My concern is about matrix inversion. Consider This page. I was thinking about creating four different threads for every component of the final matrix. In order to be more specific, I am going to write the formulas written in the link I mentioned before.
$$ \begin{bmatrix} \mathbf{A} & \mathbf{B} \\ \mathbf{C} & \mathbf{D} \end{bmatrix}^{-1} = \begin{bmatrix} (\mathbf{A}-\mathbf{BD}^{-1}\mathbf{C})^{-1} & -(\mathbf{A}-\mathbf{BD}^{-1}\mathbf{C})^{-1}\mathbf{BD}^{-1} \\ -\mathbf{D}^{-1}\mathbf{C}(\mathbf{A}-\mathbf{BD}^{-1}\mathbf{C})^{-1} & \mathbf{D}^{-1}+\mathbf{D}^{-1}\mathbf{C}(\mathbf{A}-\mathbf{BD}^{-1}\mathbf{C})^{-1}\mathbf{BD}^{-1}\end{bmatrix} $$
As you can see in the expression above, there are four independent subexpressions in the final matrix. Well, I know, there is this term: $(\mathbf{A}-\mathbf{BD}^{-1}\mathbf{C})^{-1}$ which is in common, but four threads can calculate it independently.

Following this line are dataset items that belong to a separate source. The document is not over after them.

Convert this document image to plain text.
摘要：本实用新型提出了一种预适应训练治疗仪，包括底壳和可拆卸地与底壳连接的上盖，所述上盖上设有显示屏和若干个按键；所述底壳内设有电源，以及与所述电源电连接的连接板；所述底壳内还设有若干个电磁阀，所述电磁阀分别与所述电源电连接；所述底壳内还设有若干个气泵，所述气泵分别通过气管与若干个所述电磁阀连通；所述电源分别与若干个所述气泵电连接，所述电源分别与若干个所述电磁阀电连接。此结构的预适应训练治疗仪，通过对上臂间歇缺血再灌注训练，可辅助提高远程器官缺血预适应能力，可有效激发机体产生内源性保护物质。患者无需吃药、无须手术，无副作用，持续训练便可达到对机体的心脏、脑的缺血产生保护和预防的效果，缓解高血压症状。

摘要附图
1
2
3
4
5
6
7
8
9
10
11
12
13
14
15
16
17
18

So, if the fastest algorithm is considered (Coppersmith–Winograd algorithm), $O(n^{2,376})$, every thread has to invert two matrices (matrix $\mathbf{A}-\mathbf{BD}^{-1}\mathbf{C}$ and $\mathbf{D}$ are the only inverted ones) then every thread has to bear a complexity like: $2 \cdot O\left[ (n/2)^{2,376} \right]$.
The problem of this approach is that resources are the same. Meaning that if I wanted to use a distributed grid I should send the entire matrix.
Is there some other algorithm to make the inversion faster and resource independent (for threads)?